Hayes Kevin, Kinsella Anthony, Coffey Norma
Department of Mathematics and Statistics, University of Limerick, Limerick, Republic of Ireland.
Clin Biochem. 2007 Feb;40(3-4):147-52. doi: 10.1016/j.clinbiochem.2006.08.019. Epub 2006 Oct 19.
This paper examines the pitfalls that arise when an outlier is assessed using a criterion based on a fixed multiple of the standard deviation rather than an established statistical test. Although the former approach is statistically invalid, it is the favored method for identifying outliers in Ontario laboratory quality control protocols.

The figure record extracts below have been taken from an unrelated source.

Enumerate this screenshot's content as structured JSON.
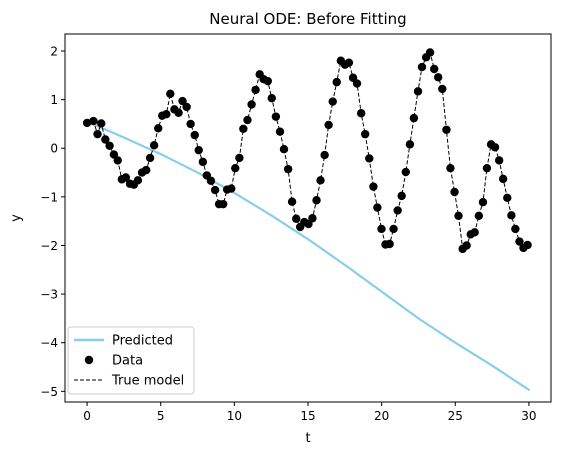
{
  "chart_data": {
    "type": "line",
    "title": "Neural ODE: Before Fitting",
    "xlabel": "t",
    "ylabel": "y",
    "xlim": [
      -1.5,
      31.5
    ],
    "ylim": [
      -5.22,
      2.35
    ],
    "xticks": [
      0,
      5,
      10,
      15,
      20,
      25,
      30
    ],
    "xtick_labels": [
      "0",
      "5",
      "10",
      "15",
      "20",
      "25",
      "30"
    ],
    "yticks": [
      2,
      1,
      0,
      -1,
      -2,
      -3,
      -4,
      -5
    ],
    "ytick_labels": [
      "2",
      "1",
      "0",
      "−1",
      "−2",
      "−3",
      "−4",
      "−5"
    ],
    "grid": false,
    "legend_position": "lower-left",
    "series": [
      {
        "name": "Predicted",
        "kind": "line",
        "color": "#87ceeb",
        "x": [
          0,
          2.5,
          5,
          7.5,
          10,
          12.5,
          15,
          17.5,
          20,
          22.5,
          25,
          27.5,
          30
        ],
        "y": [
          0.55,
          0.22,
          -0.12,
          -0.5,
          -0.92,
          -1.38,
          -1.87,
          -2.4,
          -2.95,
          -3.5,
          -4.0,
          -4.47,
          -4.97
        ]
      },
      {
        "name": "Data",
        "kind": "scatter",
        "color": "#000000",
        "x": [
          0.0,
          0.43,
          0.71,
          0.96,
          1.24,
          1.53,
          1.82,
          2.08,
          2.36,
          2.63,
          2.91,
          3.18,
          3.45,
          3.73,
          4.01,
          4.28,
          4.55,
          4.83,
          5.1,
          5.38,
          5.65,
          5.93,
          6.21,
          6.48,
          6.76,
          7.03,
          7.31,
          7.58,
          7.86,
          8.13,
          8.41,
          8.69,
          8.96,
          9.24,
          9.51,
          9.79,
          10.06,
          10.34,
          10.61,
          10.89,
          11.17,
          11.44,
          11.72,
          11.99,
          12.27,
          12.54,
          12.82,
          13.1,
          13.37,
          13.65,
          13.92,
          14.2,
          14.47,
          14.75,
          15.03,
          15.3,
          15.58,
          15.85,
          16.13,
          16.4,
          16.68,
          16.95,
          17.23,
          17.51,
          17.78,
          18.06,
          18.33,
          18.61,
          18.88,
          19.16,
          19.44,
          19.71,
          19.99,
          20.26,
          20.54,
          20.81,
          21.09,
          21.36,
          21.64,
          21.92,
          22.19,
          22.47,
          22.74,
          23.02,
          23.29,
          23.57,
          23.84,
          24.12,
          24.4,
          24.67,
          24.95,
          25.22,
          25.5,
          25.77,
          26.05,
          26.32,
          26.6,
          26.88,
          27.15,
          27.43,
          27.7,
          27.98,
          28.25,
          28.53,
          28.81,
          29.08,
          29.36,
          29.63,
          29.91
        ],
        "y": [
          0.52,
          0.56,
          0.29,
          0.51,
          0.18,
          0.05,
          -0.13,
          -0.25,
          -0.64,
          -0.6,
          -0.73,
          -0.75,
          -0.66,
          -0.5,
          -0.45,
          -0.2,
          0.06,
          0.41,
          0.67,
          0.7,
          1.12,
          0.8,
          0.73,
          0.97,
          0.85,
          0.5,
          0.27,
          -0.04,
          -0.28,
          -0.56,
          -0.67,
          -0.86,
          -1.15,
          -1.15,
          -0.85,
          -0.83,
          -0.41,
          -0.2,
          0.4,
          0.58,
          0.9,
          1.2,
          1.52,
          1.42,
          1.38,
          1.03,
          0.65,
          0.34,
          -0.02,
          -0.43,
          -1.1,
          -1.45,
          -1.62,
          -1.52,
          -1.56,
          -1.44,
          -1.07,
          -0.66,
          -0.14,
          0.48,
          0.96,
          1.36,
          1.8,
          1.72,
          1.76,
          1.45,
          1.33,
          0.72,
          0.29,
          -0.21,
          -0.79,
          -1.22,
          -1.66,
          -1.98,
          -1.97,
          -1.66,
          -1.28,
          -0.98,
          -0.49,
          0.08,
          0.62,
          1.17,
          1.67,
          1.87,
          1.97,
          1.63,
          1.46,
          1.22,
          0.38,
          -0.41,
          -0.9,
          -1.39,
          -2.07,
          -2.0,
          -1.77,
          -1.73,
          -1.39,
          -1.11,
          -0.41,
          0.08,
          0.02,
          -0.25,
          -0.63,
          -1.02,
          -1.38,
          -1.66,
          -1.92,
          -2.05,
          -1.99
        ]
      },
      {
        "name": "True model",
        "kind": "dashed-line",
        "color": "#000000"
      }
    ]
  },
  "colors": {
    "predicted": "#87ceeb",
    "data": "#000000",
    "true_model": "#000000",
    "axes": "#000000",
    "background": "#ffffff"
  }
}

Computer simulations are used to calculate the probability of a false positive result (classifying a valid observation as an outlier) when outlier criteria based on fixed multiples of the standard deviation are applied to samples containing no outliers.

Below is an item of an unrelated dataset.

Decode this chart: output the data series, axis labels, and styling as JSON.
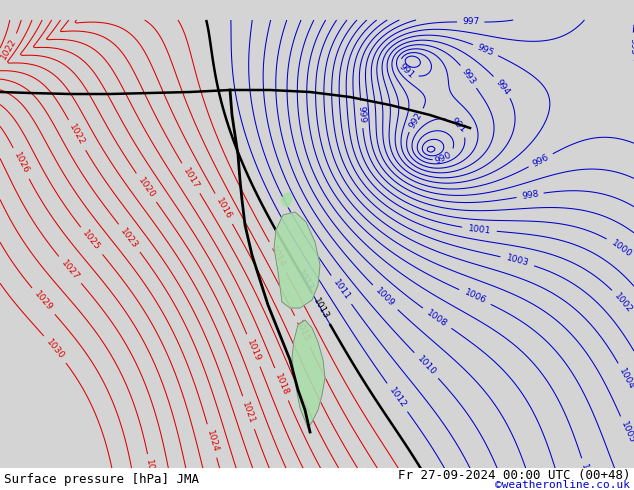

The estimated probability of a false positive result is tabulated over various sample sizes. Outlier criteria based on fixed multiples of the standard deviation are shown to be highly inefficient.

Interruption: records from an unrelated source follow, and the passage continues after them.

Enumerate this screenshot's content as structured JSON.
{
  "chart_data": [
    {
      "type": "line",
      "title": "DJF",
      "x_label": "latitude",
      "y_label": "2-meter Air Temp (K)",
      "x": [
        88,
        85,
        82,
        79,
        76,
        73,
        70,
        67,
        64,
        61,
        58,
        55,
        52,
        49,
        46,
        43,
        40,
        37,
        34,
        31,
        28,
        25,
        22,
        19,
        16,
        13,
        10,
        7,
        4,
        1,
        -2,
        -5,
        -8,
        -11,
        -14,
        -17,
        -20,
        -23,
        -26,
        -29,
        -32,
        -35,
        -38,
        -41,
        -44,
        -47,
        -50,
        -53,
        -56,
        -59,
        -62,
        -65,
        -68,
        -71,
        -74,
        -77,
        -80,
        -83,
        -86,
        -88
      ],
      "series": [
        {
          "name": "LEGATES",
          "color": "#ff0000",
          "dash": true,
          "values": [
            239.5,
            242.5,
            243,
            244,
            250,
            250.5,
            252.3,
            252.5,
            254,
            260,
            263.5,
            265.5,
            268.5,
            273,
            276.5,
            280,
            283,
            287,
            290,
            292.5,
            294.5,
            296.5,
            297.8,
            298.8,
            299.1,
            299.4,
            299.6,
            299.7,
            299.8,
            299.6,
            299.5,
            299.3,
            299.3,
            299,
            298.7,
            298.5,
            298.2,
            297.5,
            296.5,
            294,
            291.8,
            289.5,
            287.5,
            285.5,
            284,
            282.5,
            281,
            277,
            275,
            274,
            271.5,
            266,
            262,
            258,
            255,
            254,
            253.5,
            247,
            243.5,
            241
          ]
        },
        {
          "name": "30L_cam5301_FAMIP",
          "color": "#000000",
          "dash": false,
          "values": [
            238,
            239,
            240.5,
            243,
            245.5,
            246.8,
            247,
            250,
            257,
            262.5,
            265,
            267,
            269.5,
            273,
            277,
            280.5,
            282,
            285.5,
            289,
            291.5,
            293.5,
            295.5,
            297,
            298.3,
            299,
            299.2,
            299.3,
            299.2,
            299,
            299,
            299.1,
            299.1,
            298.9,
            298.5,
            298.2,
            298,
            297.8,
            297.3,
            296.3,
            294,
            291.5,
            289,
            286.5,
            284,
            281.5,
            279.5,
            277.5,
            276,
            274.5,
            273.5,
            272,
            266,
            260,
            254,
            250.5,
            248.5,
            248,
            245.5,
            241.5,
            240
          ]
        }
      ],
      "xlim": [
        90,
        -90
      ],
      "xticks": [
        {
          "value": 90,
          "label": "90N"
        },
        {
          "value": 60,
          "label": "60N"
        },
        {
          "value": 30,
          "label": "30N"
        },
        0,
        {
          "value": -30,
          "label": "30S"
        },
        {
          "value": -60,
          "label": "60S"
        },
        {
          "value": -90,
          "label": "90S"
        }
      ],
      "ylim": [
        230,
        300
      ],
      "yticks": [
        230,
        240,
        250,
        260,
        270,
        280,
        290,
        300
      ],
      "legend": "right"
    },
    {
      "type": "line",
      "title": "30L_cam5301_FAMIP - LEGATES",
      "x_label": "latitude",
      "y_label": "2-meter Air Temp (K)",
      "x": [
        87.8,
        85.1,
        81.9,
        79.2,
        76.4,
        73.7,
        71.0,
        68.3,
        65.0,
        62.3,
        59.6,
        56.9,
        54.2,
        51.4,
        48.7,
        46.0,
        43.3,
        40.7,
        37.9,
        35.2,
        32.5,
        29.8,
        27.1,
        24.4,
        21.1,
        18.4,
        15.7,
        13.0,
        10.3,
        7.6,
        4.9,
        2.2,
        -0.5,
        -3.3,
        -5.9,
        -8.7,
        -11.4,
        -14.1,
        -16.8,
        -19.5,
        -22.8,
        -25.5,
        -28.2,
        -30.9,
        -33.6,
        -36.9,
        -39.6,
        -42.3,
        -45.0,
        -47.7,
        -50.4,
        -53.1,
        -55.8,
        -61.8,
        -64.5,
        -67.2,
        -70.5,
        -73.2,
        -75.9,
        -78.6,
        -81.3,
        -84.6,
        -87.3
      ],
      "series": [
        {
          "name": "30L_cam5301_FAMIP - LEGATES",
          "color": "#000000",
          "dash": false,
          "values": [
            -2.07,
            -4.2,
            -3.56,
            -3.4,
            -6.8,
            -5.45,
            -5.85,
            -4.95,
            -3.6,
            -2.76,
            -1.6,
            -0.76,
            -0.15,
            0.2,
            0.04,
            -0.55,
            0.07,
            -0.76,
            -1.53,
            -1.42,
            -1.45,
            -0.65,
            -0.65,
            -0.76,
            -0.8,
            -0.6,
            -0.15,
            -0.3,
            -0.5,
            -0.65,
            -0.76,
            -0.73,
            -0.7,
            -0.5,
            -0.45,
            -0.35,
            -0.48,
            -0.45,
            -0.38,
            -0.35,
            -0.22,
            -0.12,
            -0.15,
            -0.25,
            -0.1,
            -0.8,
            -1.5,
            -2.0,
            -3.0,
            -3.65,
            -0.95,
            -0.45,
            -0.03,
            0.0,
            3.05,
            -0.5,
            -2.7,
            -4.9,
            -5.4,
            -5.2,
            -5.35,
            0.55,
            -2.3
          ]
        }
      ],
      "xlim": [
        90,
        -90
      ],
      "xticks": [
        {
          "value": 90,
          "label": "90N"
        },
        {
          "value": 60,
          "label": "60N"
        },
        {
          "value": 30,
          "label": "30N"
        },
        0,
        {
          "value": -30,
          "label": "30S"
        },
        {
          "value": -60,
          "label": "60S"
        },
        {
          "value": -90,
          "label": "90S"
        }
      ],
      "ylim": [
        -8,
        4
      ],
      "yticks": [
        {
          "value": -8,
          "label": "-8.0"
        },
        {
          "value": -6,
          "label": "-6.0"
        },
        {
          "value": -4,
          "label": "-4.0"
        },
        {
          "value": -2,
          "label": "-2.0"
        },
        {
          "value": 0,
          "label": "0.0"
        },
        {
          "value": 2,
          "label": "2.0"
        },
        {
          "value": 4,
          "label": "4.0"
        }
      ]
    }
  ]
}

This work presents arguments for discontinuing the widespread practice of using outlier criteria based on fixed multiples of the standard deviation to identify outliers in univariate samples.
本文探讨了在使用基于标准差固定倍数的标准而非既定统计检验来评估异常值时所出现的陷阱。尽管前一种方法在统计学上是无效的,但它却是安大略省实验室质量控制方案中识别异常值的常用方法。
运用计算机模拟来计算当基于标准差固定倍数的异常值标准应用于不含异常值的样本时出现假阳性结果(将有效观测值分类为异常值)的概率。
列出了在各种样本量下估计的假阳性结果概率。基于标准差固定倍数的异常值标准被证明效率极低。
本文提出理由,主张停止广泛使用基于标准差固定倍数的异常值标准来识别单变量样本中的异常值这一做法。